In my room I gave Aaron a jingle. “Seen anything of Trip Renwick?” I said when he picked up.
“He was around earlier,” Aaron said, “but I answered the door and headed him off. The guy must be desperate. What’s that screaming in the background?”
“Heather. Mom’s just told her she isn’t going to the Hamptons. She’s going to Pence summer school. I’m going to Huckley summer school, so I don’t have to go to soccer camp.”
“How’d you work that?”
“By rifling Hulk’s locker and getting caught, basically.”
“Cool,” Aaron said. “Speaking of summer, I’m not going to computer camp.”
More relief flooded through me. “How come?”
“I missed the deadline for applying. We’ve been so busy lately, it got right by me.”
This happens to Aaron. He’s so busy thinking, he doesn’t think. This happens a lot.

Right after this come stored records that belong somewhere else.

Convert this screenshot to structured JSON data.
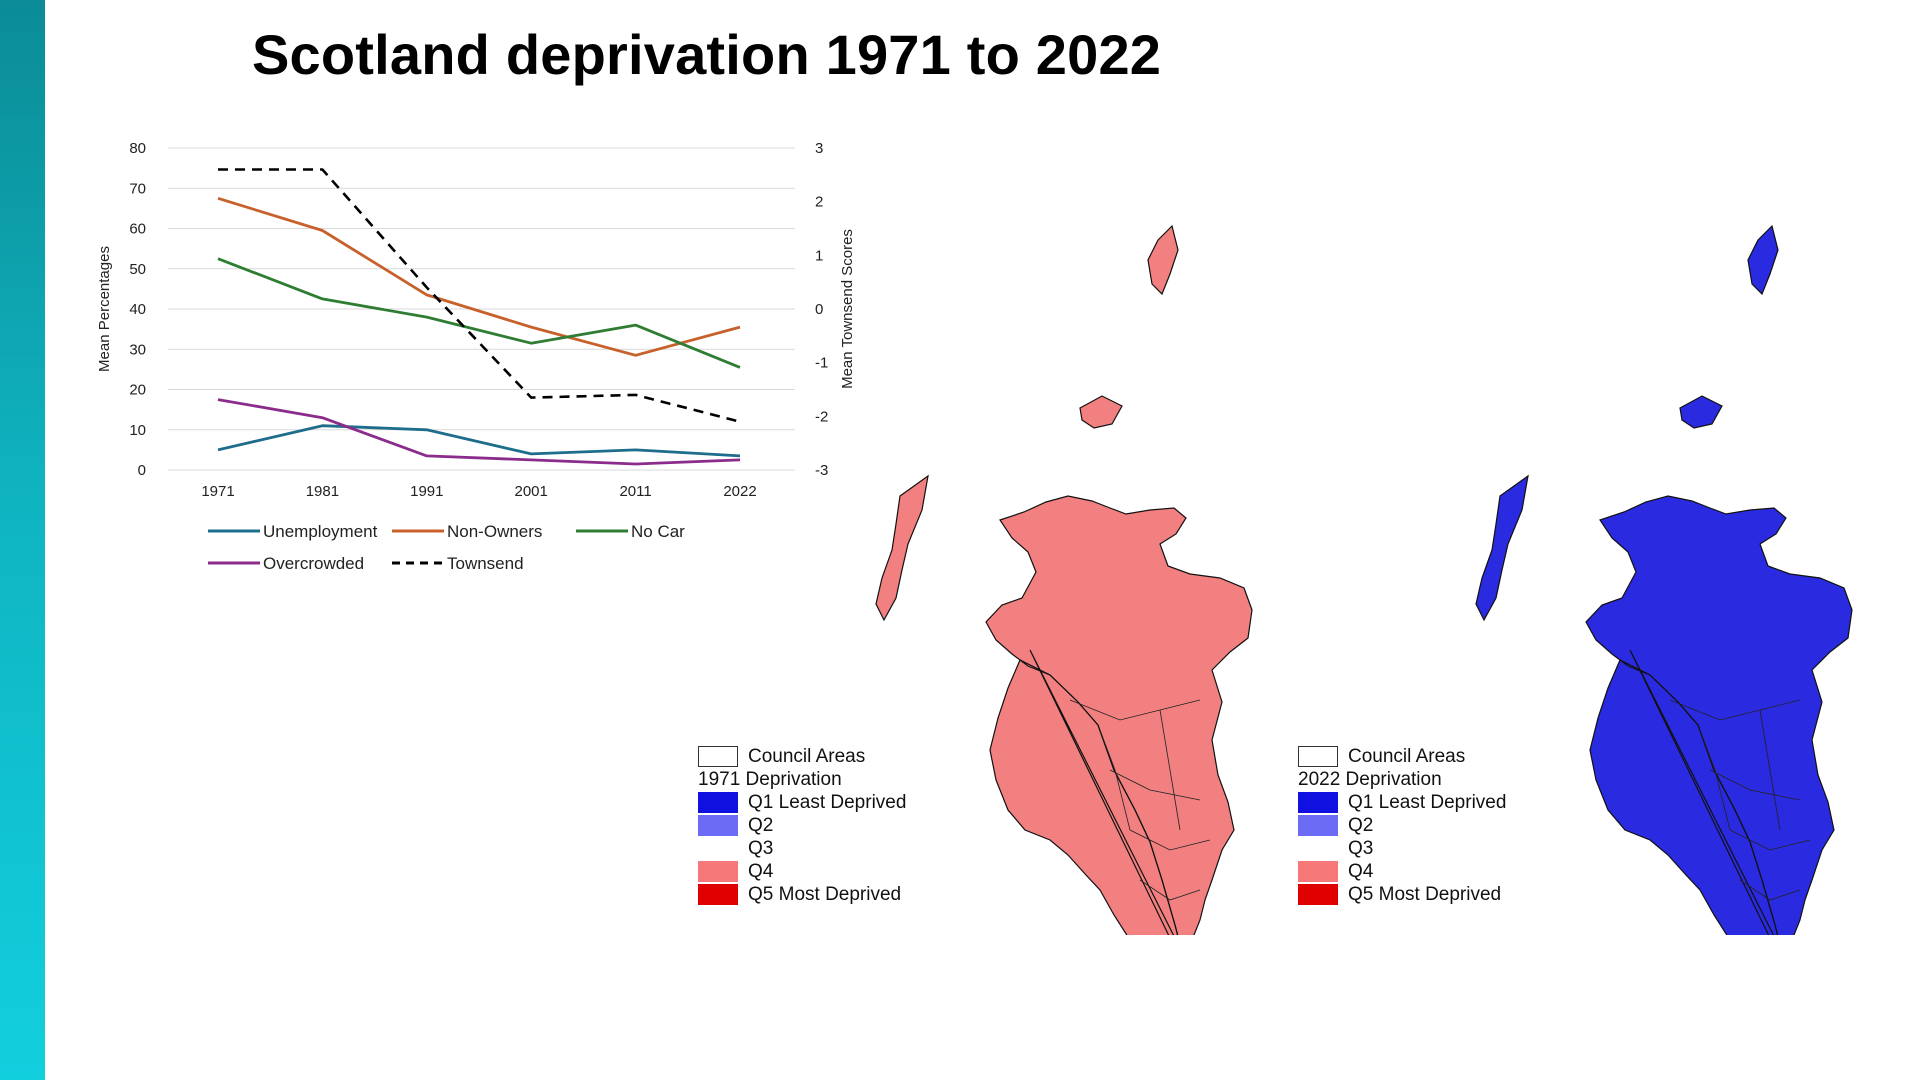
{
  "slide": {
    "title": "Scotland deprivation 1971 to 2022",
    "accent_color": "#0fb3c0"
  },
  "chart_data": {
    "type": "line",
    "x": [
      "1971",
      "1981",
      "1991",
      "2001",
      "2011",
      "2022"
    ],
    "ylabel": "Mean Percentages",
    "y2label": "Mean Townsend Scores",
    "ylim": [
      0,
      80
    ],
    "y2lim": [
      -3,
      3
    ],
    "yticks": [
      "0",
      "10",
      "20",
      "30",
      "40",
      "50",
      "60",
      "70",
      "80"
    ],
    "y2ticks": [
      "-3",
      "-2",
      "-1",
      "0",
      "1",
      "2",
      "3"
    ],
    "grid": true,
    "legend_position": "bottom",
    "series": [
      {
        "name": "Unemployment",
        "axis": "left",
        "color": "#1f6d8c",
        "dash": false,
        "values": [
          5,
          11,
          10,
          4,
          5,
          3.5
        ]
      },
      {
        "name": "Non-Owners",
        "axis": "left",
        "color": "#c8602c",
        "dash": false,
        "values": [
          67.5,
          59.5,
          43.5,
          35.5,
          28.5,
          35.5
        ]
      },
      {
        "name": "No Car",
        "axis": "left",
        "color": "#2e7d32",
        "dash": false,
        "values": [
          52.5,
          42.5,
          38,
          31.5,
          36,
          25.5
        ]
      },
      {
        "name": "Overcrowded",
        "axis": "left",
        "color": "#8b2c8c",
        "dash": false,
        "values": [
          17.5,
          13,
          3.5,
          2.5,
          1.5,
          2.5
        ]
      },
      {
        "name": "Townsend",
        "axis": "right",
        "color": "#000000",
        "dash": true,
        "values": [
          2.6,
          2.6,
          0.4,
          -1.65,
          -1.6,
          -2.1
        ]
      }
    ]
  },
  "maps": [
    {
      "id": "1971",
      "base_color": "#f28080",
      "accent_color": "#e00000",
      "secondary_color": "#5b5bf5",
      "legend": {
        "council": "Council Areas",
        "heading": "1971 Deprivation",
        "items": [
          {
            "label": "Q1 Least Deprived",
            "color": "#1010e0"
          },
          {
            "label": "Q2",
            "color": "#6b6bf5"
          },
          {
            "label": "Q3",
            "color": "#ffffff"
          },
          {
            "label": "Q4",
            "color": "#f77878"
          },
          {
            "label": "Q5 Most Deprived",
            "color": "#e00000"
          }
        ]
      }
    },
    {
      "id": "2022",
      "base_color": "#2a2ae0",
      "accent_color": "#1818c8",
      "secondary_color": "#e86060",
      "legend": {
        "council": "Council Areas",
        "heading": "2022 Deprivation",
        "items": [
          {
            "label": "Q1 Least Deprived",
            "color": "#1010e0"
          },
          {
            "label": "Q2",
            "color": "#6b6bf5"
          },
          {
            "label": "Q3",
            "color": "#ffffff"
          },
          {
            "label": "Q4",
            "color": "#f77878"
          },
          {
            "label": "Q5 Most Deprived",
            "color": "#e00000"
          }
        ]
      }
    }
  ]
}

“Forget about it,” I said. “Go next year. Do summer school with me.”
“Might as well,” Aaron said. “So what else?”
“Muffie says she’s getting letters from Hulk.”
“But in her head you are Hulk.”
“Believe me, I’m not writing them. Muffie’s either writing them to herself or telling big fibs to Heather.”
“Women,” Aaron said.
When Heather finally stopped screaming, I crept out of my room. She was barricaded behind her door. Mom was in the living room, just sitting. She’s pretty even when she’s tired, and she looked pretty tired.